One of the key figures will be share buybacks, which have propelled much of the nine-year-old bull market and will resume as more S&P 500 companies report and emerge from the pre-earnings quiet period. Other factors cited that could contribute to a turnaround include a generally stronger profit outlook, a decline in volatility and current bearish positioning that will reverse as confidence returns.

“Ultimately, the evolution of fundamentals rather than technicals will dictate the duration and end of this cycle,” Dubravko Lakos-Bujas, head of U.S. equity strategy at J.P. Morgan, said in a note to clients. “Tame inflation combined with a still positive earnings backdrop and non-inflationary growth should allow this bull market to run for longer.”

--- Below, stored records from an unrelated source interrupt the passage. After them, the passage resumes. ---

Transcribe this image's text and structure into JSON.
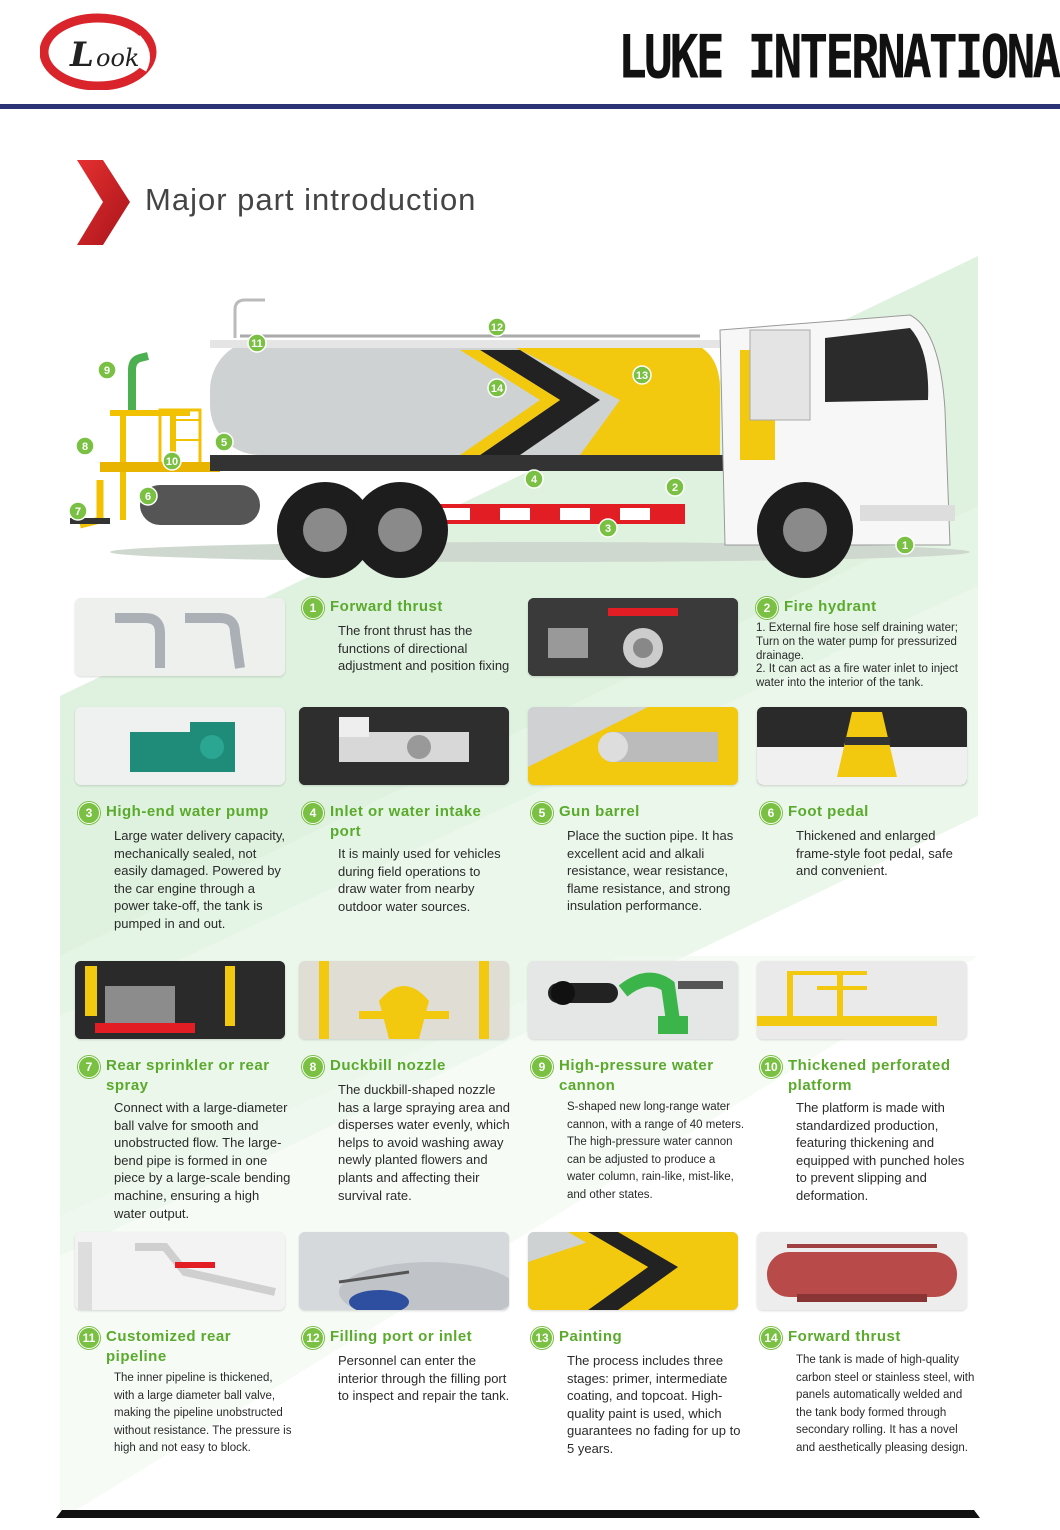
{
  "header": {
    "logo_text": "Look",
    "brand": "LUKE INTERNATIONAL",
    "section_title": "Major part introduction"
  },
  "colors": {
    "accent_green": "#79c043",
    "title_green": "#5aaa2c",
    "header_rule": "#2b3275",
    "logo_red": "#d8242a",
    "chevron_red": "#cc1f26"
  },
  "truck_labels": [
    "1",
    "2",
    "3",
    "4",
    "5",
    "6",
    "7",
    "8",
    "9",
    "10",
    "11",
    "12",
    "13",
    "14"
  ],
  "parts": [
    {
      "num": "1",
      "title": "Forward thrust",
      "desc": "The front thrust has the functions of directional adjustment and position fixing",
      "icon": "elbow-pipe-icon"
    },
    {
      "num": "2",
      "title": "Fire hydrant",
      "desc": "1. External fire hose self draining water; Turn on the water pump for pressurized drainage.\n2. It can act as a fire water inlet to inject water into the interior of the tank.",
      "icon": "valve-icon"
    },
    {
      "num": "3",
      "title": "High-end water pump",
      "desc": "Large water delivery capacity, mechanically sealed, not easily damaged. Powered by the car engine through a power take-off, the tank is pumped in and out.",
      "icon": "pump-icon"
    },
    {
      "num": "4",
      "title": "Inlet or water intake port",
      "desc": "It is mainly used for vehicles during field operations to draw water from nearby outdoor water sources.",
      "icon": "intake-valve-icon"
    },
    {
      "num": "5",
      "title": "Gun barrel",
      "desc": "Place the suction pipe. It has excellent acid and alkali resistance, wear resistance, flame resistance, and strong insulation performance.",
      "icon": "barrel-icon"
    },
    {
      "num": "6",
      "title": "Foot pedal",
      "desc": "Thickened and enlarged frame-style foot pedal, safe and convenient.",
      "icon": "pedal-icon"
    },
    {
      "num": "7",
      "title": "Rear sprinkler or rear spray",
      "desc": "Connect with a large-diameter ball valve for smooth and unobstructed flow. The large-bend pipe is formed in one piece by a large-scale bending machine, ensuring a high water output.",
      "icon": "sprinkler-icon"
    },
    {
      "num": "8",
      "title": "Duckbill nozzle",
      "desc": "The duckbill-shaped nozzle has a large spraying area and disperses water evenly, which helps to avoid washing away newly planted flowers and plants and affecting their survival rate.",
      "icon": "nozzle-icon"
    },
    {
      "num": "9",
      "title": "High-pressure water cannon",
      "desc": "S-shaped new long-range water cannon, with a range of 40 meters. The high-pressure water cannon can be adjusted to produce a water column, rain-like, mist-like, and other states.",
      "icon": "cannon-icon"
    },
    {
      "num": "10",
      "title": "Thickened perforated platform",
      "desc": "The platform is made with standardized production, featuring thickening and equipped with punched holes to prevent slipping and deformation.",
      "icon": "platform-icon"
    },
    {
      "num": "11",
      "title": "Customized rear pipeline",
      "desc": "The inner pipeline is thickened, with a large diameter ball valve, making the pipeline unobstructed without resistance. The pressure is high and not easy to block.",
      "icon": "pipeline-icon"
    },
    {
      "num": "12",
      "title": "Filling port or inlet",
      "desc": "Personnel can enter the interior through the filling port to inspect and repair the tank.",
      "icon": "manhole-icon"
    },
    {
      "num": "13",
      "title": "Painting",
      "desc": "The process includes three stages: primer, intermediate coating, and topcoat. High-quality paint is used, which guarantees no fading for up to 5 years.",
      "icon": "paint-icon"
    },
    {
      "num": "14",
      "title": "Forward thrust",
      "desc": "The tank is made of high-quality carbon steel or stainless steel, with panels automatically welded and the tank body formed through secondary rolling. It has a novel and aesthetically pleasing design.",
      "icon": "tank-icon"
    }
  ]
}
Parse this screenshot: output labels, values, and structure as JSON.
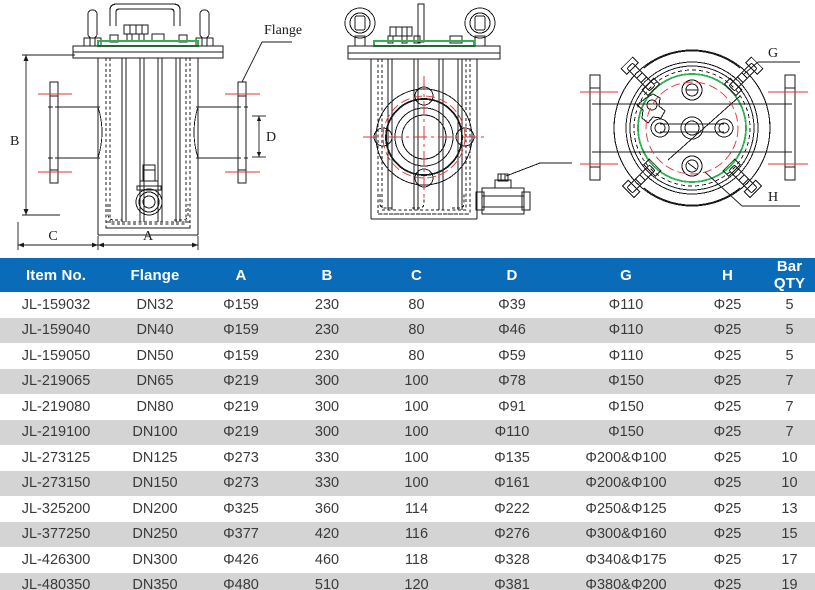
{
  "drawing": {
    "labels": {
      "flange": "Flange",
      "dim_b": "B",
      "dim_c": "C",
      "dim_a": "A",
      "dim_d": "D",
      "dim_g": "G",
      "dim_h": "H"
    },
    "colors": {
      "line": "#1a1a1a",
      "centerline": "#e03535",
      "gasket": "#2fb14f"
    }
  },
  "table": {
    "header_bg": "#0a6cb8",
    "header_text": "#ffffff",
    "stripe_bg": "#d4d4d4",
    "columns": [
      "Item No.",
      "Flange",
      "A",
      "B",
      "C",
      "D",
      "G",
      "H",
      "Bar QTY"
    ],
    "rows": [
      {
        "item": "JL-159032",
        "flange": "DN32",
        "a": "Φ159",
        "b": "230",
        "c": "80",
        "d": "Φ39",
        "g": "Φ110",
        "h": "Φ25",
        "bar": "5"
      },
      {
        "item": "JL-159040",
        "flange": "DN40",
        "a": "Φ159",
        "b": "230",
        "c": "80",
        "d": "Φ46",
        "g": "Φ110",
        "h": "Φ25",
        "bar": "5"
      },
      {
        "item": "JL-159050",
        "flange": "DN50",
        "a": "Φ159",
        "b": "230",
        "c": "80",
        "d": "Φ59",
        "g": "Φ110",
        "h": "Φ25",
        "bar": "5"
      },
      {
        "item": "JL-219065",
        "flange": "DN65",
        "a": "Φ219",
        "b": "300",
        "c": "100",
        "d": "Φ78",
        "g": "Φ150",
        "h": "Φ25",
        "bar": "7"
      },
      {
        "item": "JL-219080",
        "flange": "DN80",
        "a": "Φ219",
        "b": "300",
        "c": "100",
        "d": "Φ91",
        "g": "Φ150",
        "h": "Φ25",
        "bar": "7"
      },
      {
        "item": "JL-219100",
        "flange": "DN100",
        "a": "Φ219",
        "b": "300",
        "c": "100",
        "d": "Φ110",
        "g": "Φ150",
        "h": "Φ25",
        "bar": "7"
      },
      {
        "item": "JL-273125",
        "flange": "DN125",
        "a": "Φ273",
        "b": "330",
        "c": "100",
        "d": "Φ135",
        "g": "Φ200&Φ100",
        "h": "Φ25",
        "bar": "10"
      },
      {
        "item": "JL-273150",
        "flange": "DN150",
        "a": "Φ273",
        "b": "330",
        "c": "100",
        "d": "Φ161",
        "g": "Φ200&Φ100",
        "h": "Φ25",
        "bar": "10"
      },
      {
        "item": "JL-325200",
        "flange": "DN200",
        "a": "Φ325",
        "b": "360",
        "c": "114",
        "d": "Φ222",
        "g": "Φ250&Φ125",
        "h": "Φ25",
        "bar": "13"
      },
      {
        "item": "JL-377250",
        "flange": "DN250",
        "a": "Φ377",
        "b": "420",
        "c": "116",
        "d": "Φ276",
        "g": "Φ300&Φ160",
        "h": "Φ25",
        "bar": "15"
      },
      {
        "item": "JL-426300",
        "flange": "DN300",
        "a": "Φ426",
        "b": "460",
        "c": "118",
        "d": "Φ328",
        "g": "Φ340&Φ175",
        "h": "Φ25",
        "bar": "17"
      },
      {
        "item": "JL-480350",
        "flange": "DN350",
        "a": "Φ480",
        "b": "510",
        "c": "120",
        "d": "Φ381",
        "g": "Φ380&Φ200",
        "h": "Φ25",
        "bar": "19"
      }
    ]
  }
}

Lakos-Bujas sees the technical-driven selling as about 80 percent over. Systematic strategies along with commodities trading advisors are helping to drive the drawdown, which saw the S&P 500 shed about 7 percent at one point.

The major averages have climbed back and recovered much of their losses, though Thursday saw another decline after minutes from the most recent Federal Reserve meeting, released Wednesday, indicated the central bank remains committed to a steady diet of interest rate hikes ahead.

Longer-term fundamentals indicate that the downdraft should pass soon, Lakos-Bujas said.

Wall Street figures companies will buy back upwards of $1 trillion of their own shares this year, thanks in part to a windfall from last year’s tax cut, which lowered the corporate rate and provided incentive to repatriate profits stored overseas. The buybacks will help improve market liquidity and inspire confidence about the overall market picture, according to the J.P. Morgan report.

The current situation is “a temporary correction within an ongoing bull market,” Lakos-Bujas wrote.

In particular, the firm likes small-cap stocks because of their risk-reward picture as well as mega-caps that will benefit from defensive positioning that prevailed heading into the sell-off and could reverse after another strong earnings season. The S&P 500 collectively is expected to show a year-over-year profit gain of 19.1 percent, according to the latest FactSet estimates.

Both the S&P 500 and the Russell 2000, which tracks small-cap stocks, hit “extremely oversold” levels last week, according to the analysis.

“In addition to being cheap in absolute terms, valuation looks even cheaper if taken in context of low global interest rates,” Lakos-Bujas said.